There have been some efforts to clarify the relationship between neoadjuvant chemoradiotherapy and technical difficulties in laparoscopic surgery for rectal cancer [17,18]. A study examined the effect of preoperative chemoradiotherapy in laparoscopic surgery for rectal cancer, and found no difference in conversion rate between the preoperative chemoradiotherapy group and the surgery only group (18.8% and 15.4%, respectively; P=0.392) [19]. Correspondingly, we observed that preoperative chemoradiotherapy had no effect on the conversion from laparoscopic to open surgery. Because some studies found that high ASA scores increased the risk of conversion [3,6], we also investigated patients with hypertension or diabetes mellitus. However, hypertension and diabetes mellitus had no individual effect on the conversion rate.
After multivariate analyses, we found five factors that could be independent predictors of conversion from laparoscopic to open surgery. Although higher age was not a risk factor for open conversion in previous studies [6,7], patients aged >60 years had an almost 2-fold higher conversion risk in this study. Stormark et al. [7] and Tekkis et al. [3] already confirmed that higher T and N stages were associated with conversion from laparoscopic to open surgery. We also identified that patients with clinical T4 stage had a higher risk of conversion (AOR, 2.2).
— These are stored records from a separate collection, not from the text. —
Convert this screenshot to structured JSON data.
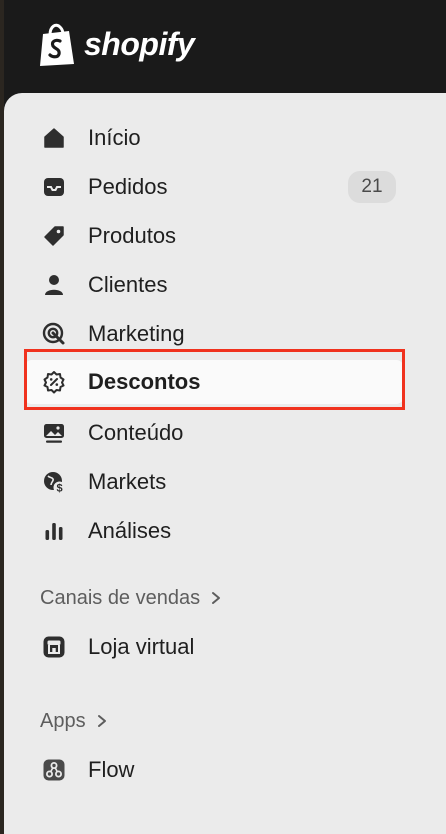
{
  "brand": {
    "name": "shopify"
  },
  "nav": {
    "items": [
      {
        "label": "Início",
        "icon": "home-icon"
      },
      {
        "label": "Pedidos",
        "icon": "inbox-icon",
        "badge": "21"
      },
      {
        "label": "Produtos",
        "icon": "tag-icon"
      },
      {
        "label": "Clientes",
        "icon": "person-icon"
      },
      {
        "label": "Marketing",
        "icon": "target-icon"
      },
      {
        "label": "Descontos",
        "icon": "discount-icon",
        "active": true
      },
      {
        "label": "Conteúdo",
        "icon": "image-icon"
      },
      {
        "label": "Markets",
        "icon": "globe-dollar-icon"
      },
      {
        "label": "Análises",
        "icon": "bar-chart-icon"
      }
    ]
  },
  "sales_channels": {
    "heading": "Canais de vendas",
    "items": [
      {
        "label": "Loja virtual",
        "icon": "store-icon"
      }
    ]
  },
  "apps": {
    "heading": "Apps",
    "items": [
      {
        "label": "Flow",
        "icon": "flow-icon"
      }
    ]
  },
  "colors": {
    "highlight": "#f0321e",
    "sidebar_bg": "#ebebeb",
    "topbar_bg": "#1a1a1a"
  }
}
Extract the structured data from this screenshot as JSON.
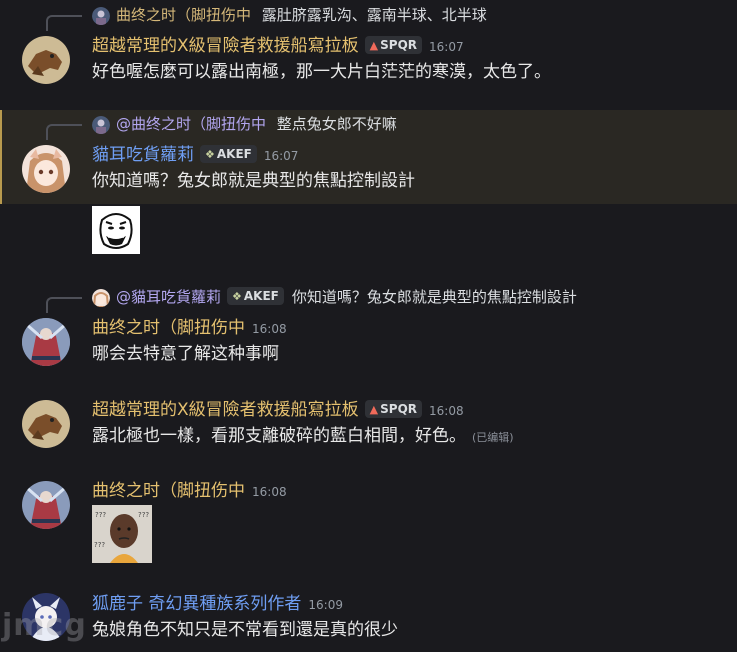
{
  "messages": [
    {
      "reply": {
        "author": "曲终之时（脚扭伤中",
        "content": "露肚脐露乳沟、露南半球、北半球"
      },
      "author": "超越常理的X級冒險者救援船寫拉板",
      "tag": "SPQR",
      "time": "16:07",
      "text": "好色喔怎麼可以露出南極，那一大片白茫茫的寒漠，太色了。"
    },
    {
      "reply": {
        "author": "@曲终之时（脚扭伤中",
        "content": "整点兔女郎不好嘛"
      },
      "author": "貓耳吃貨蘿莉",
      "tag": "AKEF",
      "time": "16:07",
      "text": "你知道嗎？兔女郎就是典型的焦點控制設計",
      "attachment": "meme-face-image"
    },
    {
      "reply": {
        "author": "@貓耳吃貨蘿莉",
        "tag": "AKEF",
        "content": "你知道嗎？兔女郎就是典型的焦點控制設計"
      },
      "author": "曲终之时（脚扭伤中",
      "time": "16:08",
      "text": "哪会去特意了解这种事啊"
    },
    {
      "author": "超越常理的X級冒險者救援船寫拉板",
      "tag": "SPQR",
      "time": "16:08",
      "text": "露北極也一樣，看那支離破碎的藍白相間，好色。",
      "edited": "(已编辑)"
    },
    {
      "author": "曲终之时（脚扭伤中",
      "time": "16:08",
      "attachment": "confused-man-image"
    },
    {
      "author": "狐鹿子 奇幻異種族系列作者",
      "time": "16:09",
      "text": "兔娘角色不知只是不常看到還是真的很少"
    }
  ],
  "watermark": "jmcg",
  "colors": {
    "background": "#1a1a1e",
    "highlight": "#2a2823",
    "highlight_bar": "#b89a4e",
    "name_gold": "#e4c06f",
    "name_blue": "#6f9ef3"
  }
}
However, clinical N2 stage was not an individual risk factor in our study. Preoperative obstruction was also a strong risk factor that significantly affected the conversion risk (AOR, 2.3) in our data. Several studies had reported that emergent colorectal resection had a higher conversion rate than elective colorectal resection [7,20].
There have been no reports on the relationship between preoperative serum CEA and CA19-9 levels and the conversion risk in laparoscopic colorectal resection for colorectal cancer. Comparing the laparoscopic completion group and the open conversion group, we confirmed that preoperative serum CEA serum level tended to be much higher in the open conversion group. A >5.0 ng/mL serum CEA level was an independent risk factor with an AOR of 2.3. Although higher serum levels of both CEA and CA19-9 are related to the severity of colorectal cancer [21], the level of serum CA19-9 was not a risk factor for conversion in our findings.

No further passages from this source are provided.